Mental exercises toughen Ram for state/ Bremer eyes school record in 200
Tim Bergsten; The (Colorado Springs) Gazette, May 15, 1996
In the pool, Eli Bremer is something of a visual artist.
If he can see himself winning, he can feel it. And if he can feel it, he can do it, applying his swim strokes in his free and powerful way.
A senior at Lewis-Palmer, which has no swim team, Bremer competes for Rampart.
Last Saturday at the Metro League swim meet, Bremer set meet records in the 200- and 500-yard freestyle events, and swam the anchor leg on Rampart's record-setting 4x100 relay team.
But in his mind, he'd been there, done that. He knew his big day was coming.

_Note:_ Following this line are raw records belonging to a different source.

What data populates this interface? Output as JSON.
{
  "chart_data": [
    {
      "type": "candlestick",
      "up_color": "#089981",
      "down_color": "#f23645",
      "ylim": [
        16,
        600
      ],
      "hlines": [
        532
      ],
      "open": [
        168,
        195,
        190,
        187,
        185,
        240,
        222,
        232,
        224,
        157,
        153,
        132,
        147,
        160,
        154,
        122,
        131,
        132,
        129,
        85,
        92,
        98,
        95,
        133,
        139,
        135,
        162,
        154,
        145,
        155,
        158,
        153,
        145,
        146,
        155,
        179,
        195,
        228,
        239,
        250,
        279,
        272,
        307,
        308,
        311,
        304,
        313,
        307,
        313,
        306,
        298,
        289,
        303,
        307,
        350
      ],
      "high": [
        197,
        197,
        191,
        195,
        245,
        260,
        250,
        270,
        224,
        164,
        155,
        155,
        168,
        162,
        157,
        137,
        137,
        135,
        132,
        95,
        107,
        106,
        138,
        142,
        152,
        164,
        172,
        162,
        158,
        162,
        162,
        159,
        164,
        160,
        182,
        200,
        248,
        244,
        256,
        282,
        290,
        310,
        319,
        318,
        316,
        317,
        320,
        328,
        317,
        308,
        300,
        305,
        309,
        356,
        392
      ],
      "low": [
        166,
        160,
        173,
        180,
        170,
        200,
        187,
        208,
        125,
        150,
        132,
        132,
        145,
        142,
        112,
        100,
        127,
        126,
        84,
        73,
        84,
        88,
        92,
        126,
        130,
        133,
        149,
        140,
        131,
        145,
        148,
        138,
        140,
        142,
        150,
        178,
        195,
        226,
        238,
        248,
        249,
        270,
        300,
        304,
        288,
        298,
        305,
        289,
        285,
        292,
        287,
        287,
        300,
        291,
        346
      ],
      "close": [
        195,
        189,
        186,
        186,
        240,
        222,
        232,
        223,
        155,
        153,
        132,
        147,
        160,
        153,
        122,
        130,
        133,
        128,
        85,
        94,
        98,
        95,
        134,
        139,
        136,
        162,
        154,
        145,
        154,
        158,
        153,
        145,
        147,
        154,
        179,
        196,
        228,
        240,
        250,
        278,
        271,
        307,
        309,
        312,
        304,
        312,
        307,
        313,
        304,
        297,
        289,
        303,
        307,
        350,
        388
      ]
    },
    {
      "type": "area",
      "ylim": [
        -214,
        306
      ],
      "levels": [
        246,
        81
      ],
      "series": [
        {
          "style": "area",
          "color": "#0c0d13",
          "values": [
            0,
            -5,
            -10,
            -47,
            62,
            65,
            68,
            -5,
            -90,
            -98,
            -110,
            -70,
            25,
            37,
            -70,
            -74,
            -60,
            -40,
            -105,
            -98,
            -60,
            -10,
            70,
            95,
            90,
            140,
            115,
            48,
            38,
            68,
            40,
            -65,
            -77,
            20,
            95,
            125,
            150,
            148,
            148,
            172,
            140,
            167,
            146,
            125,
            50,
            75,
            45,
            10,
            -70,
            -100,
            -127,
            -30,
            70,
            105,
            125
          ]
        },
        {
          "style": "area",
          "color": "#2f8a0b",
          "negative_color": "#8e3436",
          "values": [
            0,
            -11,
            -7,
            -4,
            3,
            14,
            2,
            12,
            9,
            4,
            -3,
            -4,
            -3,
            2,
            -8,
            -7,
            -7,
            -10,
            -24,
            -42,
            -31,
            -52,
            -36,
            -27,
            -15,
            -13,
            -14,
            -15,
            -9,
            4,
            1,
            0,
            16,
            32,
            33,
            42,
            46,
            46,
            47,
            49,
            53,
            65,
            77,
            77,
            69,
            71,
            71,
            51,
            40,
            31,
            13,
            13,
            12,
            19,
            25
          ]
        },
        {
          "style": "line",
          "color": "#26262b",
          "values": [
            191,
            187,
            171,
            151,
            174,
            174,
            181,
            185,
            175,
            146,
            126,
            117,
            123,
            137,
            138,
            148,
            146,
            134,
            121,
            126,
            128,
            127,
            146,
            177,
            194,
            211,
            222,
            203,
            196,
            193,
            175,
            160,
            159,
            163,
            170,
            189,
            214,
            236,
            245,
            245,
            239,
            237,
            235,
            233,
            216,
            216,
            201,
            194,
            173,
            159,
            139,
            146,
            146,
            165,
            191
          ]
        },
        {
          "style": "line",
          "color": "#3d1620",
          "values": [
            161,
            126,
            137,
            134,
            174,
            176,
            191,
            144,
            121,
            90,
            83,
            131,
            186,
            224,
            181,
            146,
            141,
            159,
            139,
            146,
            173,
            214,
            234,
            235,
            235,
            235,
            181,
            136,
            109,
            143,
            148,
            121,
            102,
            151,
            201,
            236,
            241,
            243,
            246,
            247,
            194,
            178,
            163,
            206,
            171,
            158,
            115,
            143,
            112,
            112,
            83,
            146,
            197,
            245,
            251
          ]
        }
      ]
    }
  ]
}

"This whole season, every night, I've been lying down and watching myself race," Bremer said. "It puts me in a swimming mode, helps me focus in on what needs to be done. It really pays off. I hit the water and I'm there. I'm psyched for it."
This week, he's visualizing the boys state swimming and diving championships that begin with swimming prelims at 3 p.m. Friday at Edora Pool and Ice Center in Fort Collins. The meet continues at 9 a.m. Saturday with diving prelims. Finals for all events start at 3 p.m.
A respectable pentathlete, Bremer learned his mental trickery from Randall Rattan, a sports psychologist at the Olympic Training Center.
"I did eight weeks with him last year," Bremer said. "In the pentathlon, I had incredible results. It was all basic stuff I didn't know before, like how to correctly watch myself race before I actually do."
So with the thought in his mind, Bremer confidently led Rampart past a tough Air Academy team to claim the meet championship.
"The mental part is the biggest aspect," Bremer said. "Physically, everyone has gone all-out all season and everyone has good strokes."
He swam the 200 in 1 minute, 46.76 seconds at the league meet, and hopes to clip that time by another two seconds, which would be a school record and a junior national qualifying time.
He is seeded eighth for the state meet in the 200 and fifth in the 500, but could finish better, depending on which events other top swimmers choose.
Rampart's 400 free relay, including Josh Biedermann, Chuck Alonzo, Greg Woods and Bremer, has the fifth-fastest state qualifying time.